Weiner Announces Candidacy for Mayor in Video - New York Times

Diablo

New member
Anthony D. Weiner, once a rising star of New York politics whose career cratered over revelations of his sexually explicit life on-line, announced an improbable bid on Wednesday for the job he has long coveted: mayor.

After a rocky re-emergence into public life over the past few weeks, marked by circuslike scenes of tabloid photographers chasing him onto the subway, Mr. Weiner opted to declare his candidacy from the safe remove of a video.
His candidacy, fueled by a $5 million war chest and a determination to resurrect his public standing, promises to immediately disrupt a wide open Democratic primary race populated by several lesser-known candidates.
But it is beset by heavy baggage, starting with the deep ambivalence of voters to whom Mr. Weiner lied two years ago, when he indignantly denied that he had sent a Internet image of himself in his underwear to a college student in Seattle.
Mr. Weiner, 48, eventually admitted to a secret practice of befriending young female admirers over the Internet and engaging in intimate sexual banter with them, sometimes sending them lewd self portraits taken with his BlackBerry.
Since he resigned from Congress under intense pressure from Democratic Party leaders in the summer of 2011, Mr.

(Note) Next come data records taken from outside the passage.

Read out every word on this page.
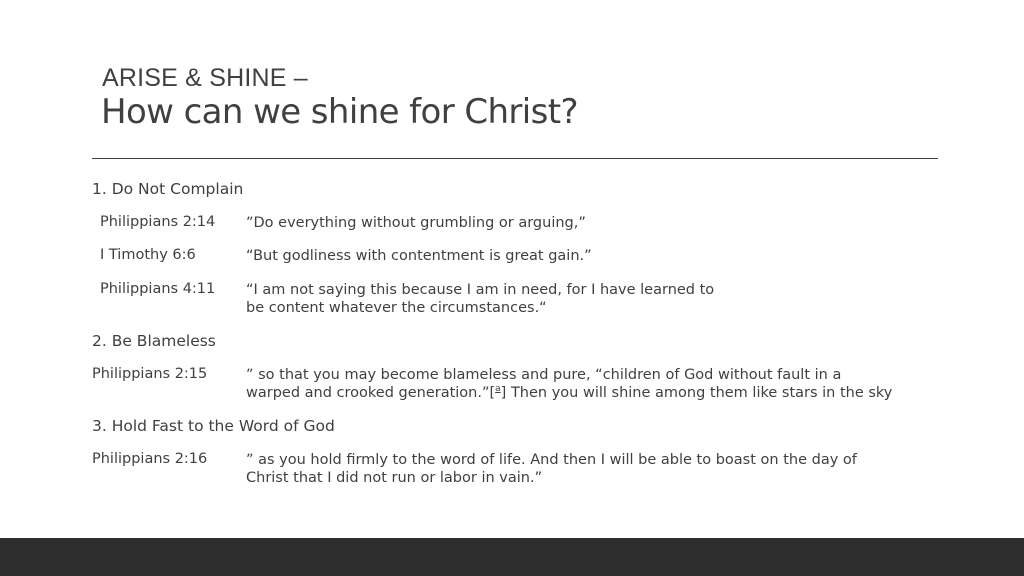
ARISE & SHINE –
How can we shine for Christ?
1. Do Not Complain
Philippians 2:14 ˮDo everything without grumbling or arguing,”
I Timothy 6:6	“But godliness with contentment is great gain.”
Philippians 4:11 “I am not saying this because I am in need, for I have learned to
be content whatever the circumstances.“
2. Be Blameless
Philippians 2:15	ˮ so that you may become blameless and pure, “children of God without fault in a
warped and crooked generation.”[$^a$] Then you will shine among them like stars in the sky
3. Hold Fast to the Word of God
Philippians 2:16	ˮ as you hold firmly to the word of life. And then I will be able to boast on the day of
Christ that I did not run or labor in vain.”
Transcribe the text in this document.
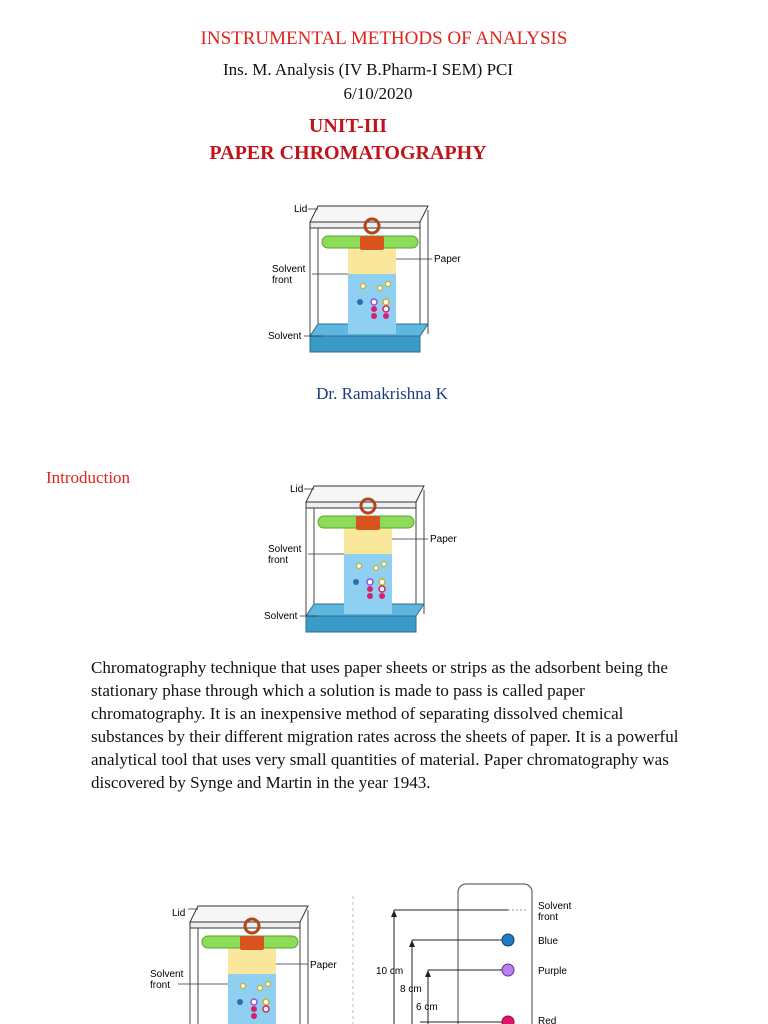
INSTRUMENTAL METHODS OF ANALYSIS
Ins. M. Analysis (IV B.Pharm-I SEM) PCI
6/10/2020
UNIT-III
PAPER CHROMATOGRAPHY
Lid
Paper
Solvent
front
Solvent
Dr. Ramakrishna K
Introduction
Lid
Paper
Solvent
front
Solvent
Chromatography technique that uses paper sheets or strips as the adsorbent being the stationary phase through which a solution is made to pass is called paper chromatography. It is an inexpensive method of separating dissolved chemical substances by their different migration rates across the sheets of paper. It is a powerful analytical tool that uses very small quantities of material. Paper chromatography was discovered by Synge and Martin in the year 1943.
Lid
Paper
Solvent
front
Solvent
front
Blue
Purple
Red
10 cm
8 cm
6 cm
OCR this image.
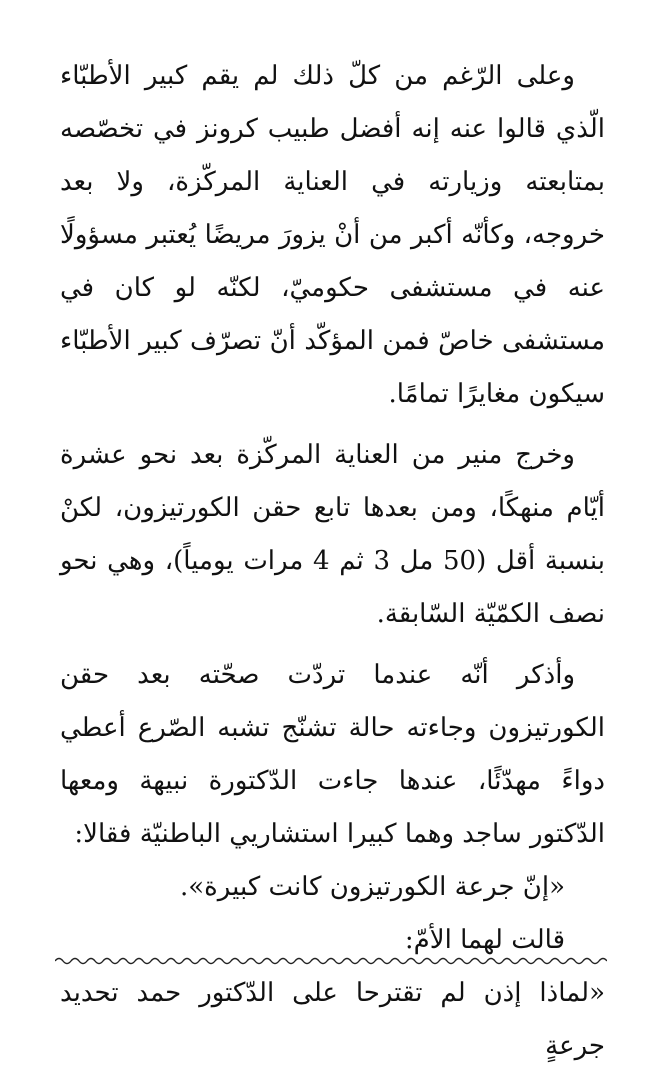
وعلى الرّغم من كلّ ذلك لم يقم كبير الأطبّاء الّذي قالوا عنه إنه أفضل طبيب كرونز في تخصّصه بمتابعته وزيارته في العناية المركّزة، ولا بعد خروجه، وكأنّه أكبر من أنْ يزورَ مريضًا يُعتبر مسؤولًا عنه في مستشفى حكوميّ، لكنّه لو كان في مستشفى خاصّ فمن المؤكّد أنّ تصرّف كبير الأطبّاء سيكون مغايرًا تمامًا.

وخرج منير من العناية المركّزة بعد نحو عشرة أيّام منهكًا، ومن بعدها تابع حقن الكورتيزون، لكنْ بنسبة أقل (50 مل 3 ثم 4 مرات يومياً)، وهي نحو نصف الكمّيّة السّابقة.

وأذكر أنّه عندما تردّت صحّته بعد حقن الكورتيزون وجاءته حالة تشنّج تشبه الصّرع أعطي دواءً مهدّئًا، عندها جاءت الدّكتورة نبيهة ومعها الدّكتور ساجد وهما كبيرا استشاريي الباطنيّة فقالا:

«إنّ جرعة الكورتيزون كانت كبيرة».

قالت لهما الأمّ:

«لماذا إذن لم تقترحا على الدّكتور حمد تحديد جرعةٍ
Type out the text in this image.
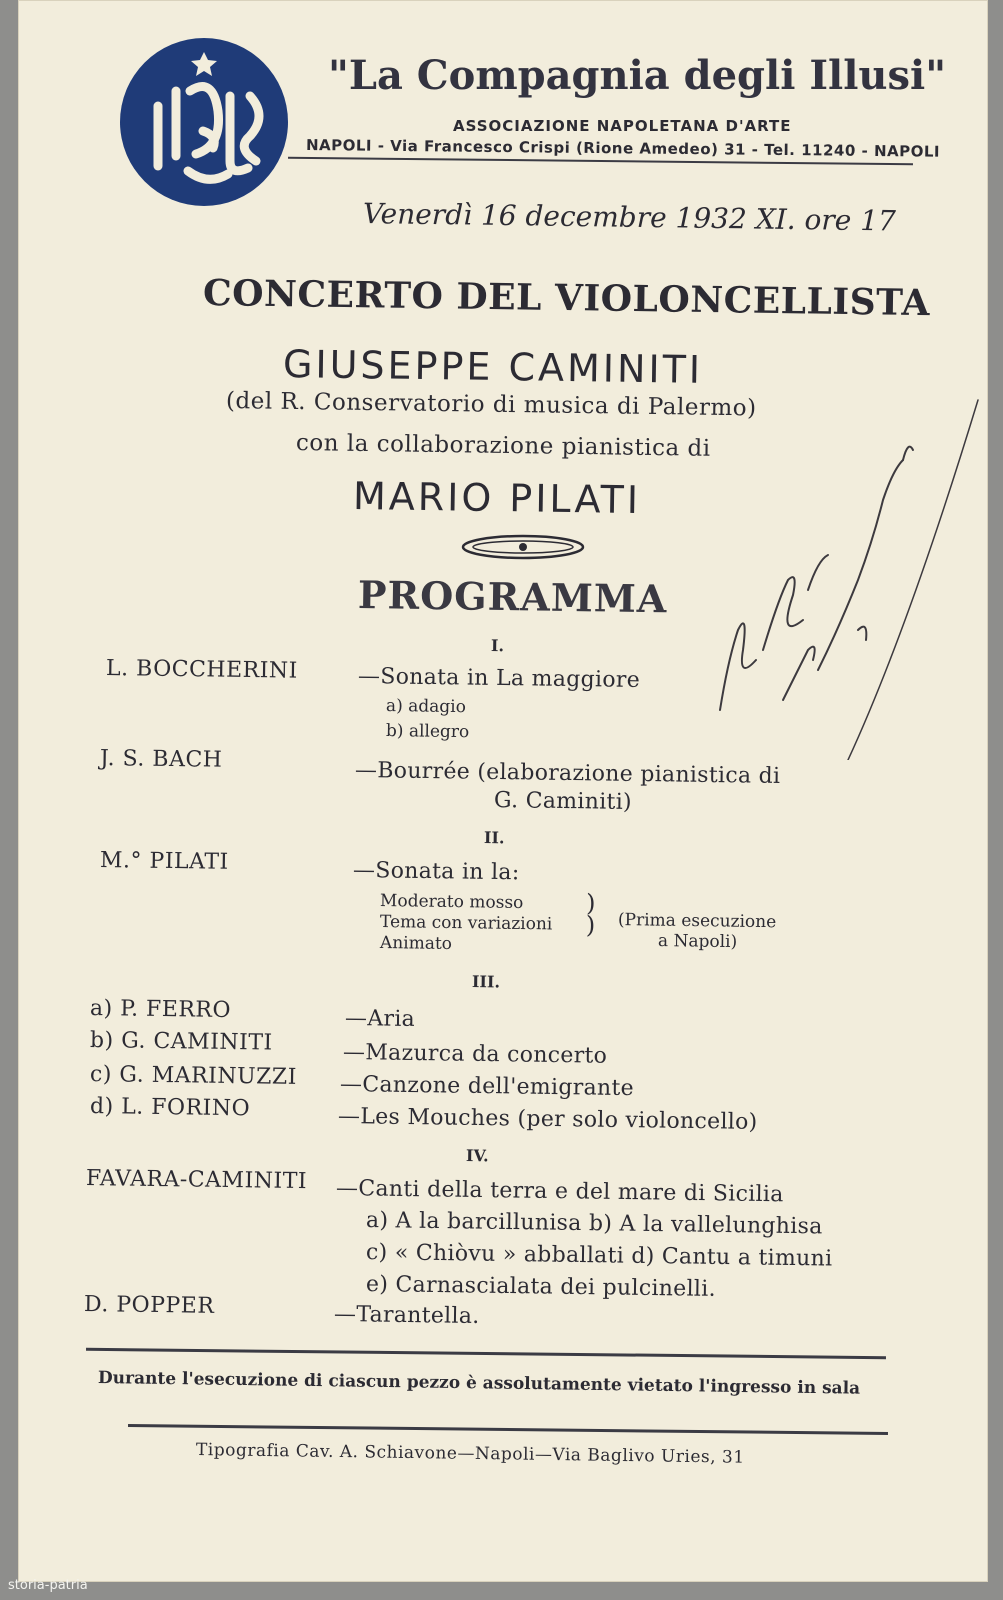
"La Compagnia degli Illusi"
ASSOCIAZIONE NAPOLETANA D'ARTE
NAPOLI - Via Francesco Crispi (Rione Amedeo) 31 - Tel. 11240 - NAPOLI
Venerdì 16 decembre 1932 XI. ore 17
CONCERTO DEL VIOLONCELLISTA
GIUSEPPE CAMINITI
(del R. Conservatorio di musica di Palermo)
con la collaborazione pianistica di
MARIO PILATI
PROGRAMMA
I.
L. BOCCHERINI	—Sonata in La maggiore
a) adagio
b) allegro
J. S. BACH	—Bourrée (elaborazione pianistica di
G. Caminiti)
II.
M.° PILATI	—Sonata in la:
Moderato mosso
Tema con variazioni
Animato
)
) (Prima esecuzione
a Napoli)
III.
a) P. FERRO	—Aria
b) G. CAMINITI	—Mazurca da concerto
c) G. MARINUZZI —Canzone dell'emigrante
d) L. FORINO	—Les Mouches (per solo violoncello)
IV.
FAVARA-CAMINITI —Canti della terra e del mare di Sicilia
a) A la barcillunisa b) A la vallelunghisa
c) « Chiòvu » abballati d) Cantu a timuni
e) Carnascialata dei pulcinelli.
D. POPPER	—Tarantella.
Durante l'esecuzione di ciascun pezzo è assolutamente vietato l'ingresso in sala
Tipografia Cav. A. Schiavone—Napoli—Via Baglivo Uries, 31
storia-patria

Weiner has opened a strategic consulting firm that allowed him to cash in on his Washington connections.
But he has remained on the sidelines as the city grappled with contentious debates over a living wage requirement, mandatory paid stick leave for workers and a ban on large sugary drinks, inviting inevitable questions about why he is returning to politics now.
His nascent campaign has struggled to attract marquee political strategists, as it has faced the rejection of many potential recruits and been forced to turn to a 30-year-old with little experience in New York as a campaign manager.
But Mr. Weiner’s raw talents, as a tireless political tactician and verbal jouster, are hard to discount, making him a formidable opponent even in light of his troubles.
His political philosophy has always been something of an anomaly in the city’s Democratic world. He has called for a single-payer health care system and pushed for hybrid taxis even as he has called for tax cuts and voted for the war in Iraq.
Friends and former aides expect him to stake out similar territory in his run for mayor, casting himself as a centrist champion of the city’s vanishing middle class.
This time around, he will be missing a longtime calling card: his reputation as an in-the-trenches champion of the boroughs outside of Manhattan.
That identity propelled him to a six-term Congressional career representing Brooklyn and Queens.
Last year, though, Mr. Weiner moved from Forest Hills, Queens, to Gramercy Park in Manhattan, where he lives in a four-bedroom luxury apartment with his wife, Huma Abedin, a former close adviser to Hillary Rodham Clinton, and his young son, Jordan.